なるほど、エドの本当の両親の金を使ったわけだ。死喰い人だったらしいから、使う気になれなかったというわけだ。
「エド……。ありがとな」
私はエドを抱き締めた。
「……うん、解決したし撤収しましょうか」
ハーマイオニーの言葉にうんうんと頷きながら他の連中が撤収していく。
その中で、ドラコだけが残っていた。
「……うん。分かってる。エドがエレインにぞっこんで、彼女が欲しがっていたものをプレゼントした気持ちも理解してる。けどね?」
ドラコは私が抱きしめているエドの頭にアイアンクローをかました。
「だからって、敵であるレイブンクローにファイア・ボルトは無いだろ!」
「ご、ごめんよ、ドラコ……」
「まあまあ、怒るなよドラコ! エドはスリザリン生である前に、私の旦那なんだからよ!」
「……旦那って、君達ね」
ドラコは深々とため息を零した。
「……まあいい。クィディッチは箒の性能だけじゃないって事を僕が直々に教えてあげるよ」
「ヘッ! 捻り潰してやるぜ! ファイア・ボルトでな!」
「クソッ……。それはそれとして……、今度少し乗せてもらえないかい?」
目を逸らしながら言うドラコに私は思わず吹き出してしまった。
「別にいいけど、意外だな。ドラコの口からそんな言葉が飛び出してくるなんて」
「だって、ファイア・ボルトだぞ!? みんなの憧れの箒だ! 僕だって乗ってみたいよ!」
逆ギレしながら叫ぶドラコ。遠巻きに見ている連中もうんうんと頷いている。
「……まあ、私も気持ちは分かる」
「だろう!?」
こんなに暑苦しいドラコは初めてだ。エドもポカンとした表情を浮かべている。
「まあ、今度な! とりあえず、今日は早速セドリックをボコボコにしてくるぜ!」
「……ファイア・ボルトを使って負けるなよ?」
そう言うドラコの目は据わっていた。
「お、おう」
ファイア・ボルト。
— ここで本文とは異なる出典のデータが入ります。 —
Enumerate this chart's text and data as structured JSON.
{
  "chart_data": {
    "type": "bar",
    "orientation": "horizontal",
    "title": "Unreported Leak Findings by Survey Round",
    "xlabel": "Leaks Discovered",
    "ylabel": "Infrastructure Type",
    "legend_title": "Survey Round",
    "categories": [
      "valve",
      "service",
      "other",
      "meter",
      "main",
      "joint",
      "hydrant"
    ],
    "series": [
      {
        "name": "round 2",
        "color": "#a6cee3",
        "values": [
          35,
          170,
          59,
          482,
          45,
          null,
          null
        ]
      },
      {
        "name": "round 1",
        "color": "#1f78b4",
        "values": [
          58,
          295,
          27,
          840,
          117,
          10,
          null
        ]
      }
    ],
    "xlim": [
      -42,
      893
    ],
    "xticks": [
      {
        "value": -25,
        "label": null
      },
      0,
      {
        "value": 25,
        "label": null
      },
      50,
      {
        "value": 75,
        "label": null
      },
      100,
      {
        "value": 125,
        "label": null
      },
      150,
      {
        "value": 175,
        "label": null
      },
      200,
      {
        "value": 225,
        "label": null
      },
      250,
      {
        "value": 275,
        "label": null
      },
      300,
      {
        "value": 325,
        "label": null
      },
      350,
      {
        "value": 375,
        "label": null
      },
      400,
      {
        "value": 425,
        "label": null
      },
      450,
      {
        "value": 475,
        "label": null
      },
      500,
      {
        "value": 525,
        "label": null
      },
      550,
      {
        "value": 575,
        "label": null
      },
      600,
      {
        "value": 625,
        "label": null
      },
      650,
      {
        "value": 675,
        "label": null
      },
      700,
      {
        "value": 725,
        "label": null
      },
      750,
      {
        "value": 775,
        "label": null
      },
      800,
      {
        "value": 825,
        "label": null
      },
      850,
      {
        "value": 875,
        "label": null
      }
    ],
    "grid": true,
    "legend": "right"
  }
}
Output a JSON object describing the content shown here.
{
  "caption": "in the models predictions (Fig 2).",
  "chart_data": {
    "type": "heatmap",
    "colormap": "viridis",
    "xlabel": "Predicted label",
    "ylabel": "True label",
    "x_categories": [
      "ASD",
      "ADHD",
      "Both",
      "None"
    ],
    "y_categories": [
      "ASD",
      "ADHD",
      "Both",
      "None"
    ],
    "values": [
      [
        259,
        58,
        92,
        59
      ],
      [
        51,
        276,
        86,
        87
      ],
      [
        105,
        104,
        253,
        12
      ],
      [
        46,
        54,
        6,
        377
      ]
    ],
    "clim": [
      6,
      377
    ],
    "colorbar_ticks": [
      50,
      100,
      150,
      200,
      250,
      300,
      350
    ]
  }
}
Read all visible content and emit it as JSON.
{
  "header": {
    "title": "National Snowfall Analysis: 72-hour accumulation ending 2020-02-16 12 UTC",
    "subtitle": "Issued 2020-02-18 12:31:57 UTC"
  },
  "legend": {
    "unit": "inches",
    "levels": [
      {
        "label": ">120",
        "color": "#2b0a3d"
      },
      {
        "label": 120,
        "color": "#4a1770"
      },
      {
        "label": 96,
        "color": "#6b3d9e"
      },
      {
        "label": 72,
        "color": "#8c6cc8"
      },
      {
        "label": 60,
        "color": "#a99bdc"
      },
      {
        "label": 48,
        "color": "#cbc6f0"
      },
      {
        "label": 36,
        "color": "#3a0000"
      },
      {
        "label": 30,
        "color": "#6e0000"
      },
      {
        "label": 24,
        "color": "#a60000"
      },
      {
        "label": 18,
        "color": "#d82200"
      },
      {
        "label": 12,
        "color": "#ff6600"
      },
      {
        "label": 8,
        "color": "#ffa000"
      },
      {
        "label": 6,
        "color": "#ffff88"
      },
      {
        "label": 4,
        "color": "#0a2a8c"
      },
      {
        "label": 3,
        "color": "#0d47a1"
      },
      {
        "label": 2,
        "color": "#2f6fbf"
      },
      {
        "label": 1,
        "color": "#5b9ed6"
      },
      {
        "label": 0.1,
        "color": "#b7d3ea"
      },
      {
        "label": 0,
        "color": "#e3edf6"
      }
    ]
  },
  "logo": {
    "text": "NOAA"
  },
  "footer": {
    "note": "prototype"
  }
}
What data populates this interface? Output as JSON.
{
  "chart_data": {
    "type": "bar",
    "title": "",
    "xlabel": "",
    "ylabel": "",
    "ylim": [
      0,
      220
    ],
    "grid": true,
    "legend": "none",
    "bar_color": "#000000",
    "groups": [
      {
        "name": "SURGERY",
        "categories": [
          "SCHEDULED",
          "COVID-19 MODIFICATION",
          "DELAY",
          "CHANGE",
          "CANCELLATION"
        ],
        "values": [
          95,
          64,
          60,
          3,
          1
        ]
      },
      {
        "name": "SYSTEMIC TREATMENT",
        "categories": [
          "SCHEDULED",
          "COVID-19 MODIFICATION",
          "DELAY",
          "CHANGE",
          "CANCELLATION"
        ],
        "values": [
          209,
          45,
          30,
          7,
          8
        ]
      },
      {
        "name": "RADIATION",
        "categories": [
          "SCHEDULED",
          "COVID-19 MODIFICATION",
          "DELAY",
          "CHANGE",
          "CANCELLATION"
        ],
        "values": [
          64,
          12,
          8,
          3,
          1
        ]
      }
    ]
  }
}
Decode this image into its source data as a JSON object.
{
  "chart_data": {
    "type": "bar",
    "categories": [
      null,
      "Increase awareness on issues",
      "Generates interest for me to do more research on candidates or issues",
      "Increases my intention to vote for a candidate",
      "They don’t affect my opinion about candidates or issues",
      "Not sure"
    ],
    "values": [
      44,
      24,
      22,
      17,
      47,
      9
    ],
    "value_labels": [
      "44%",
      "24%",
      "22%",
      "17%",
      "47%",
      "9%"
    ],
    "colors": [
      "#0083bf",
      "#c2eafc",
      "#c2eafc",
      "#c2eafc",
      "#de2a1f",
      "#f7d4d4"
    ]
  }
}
低血圧なドラコでさえ熱血に早変わりする魔法の箒。
改めて見ても、実に素晴らしい。
「エド」
「な、なに?」
「ありがとな!」
私はエドにキスをした。周りがキャーキャー言うが、どうでもいい。
今はとにかく、茹でダコになったエドを見たい気分だった。
「ドラコ! エドの事は頼むぞ! 今度、こいつに乗せてやっからよ!」
「……約束だぞ!」
「お、おう!」
私は新たな相棒のファイア・ボルトを片手に競技場へ向かった。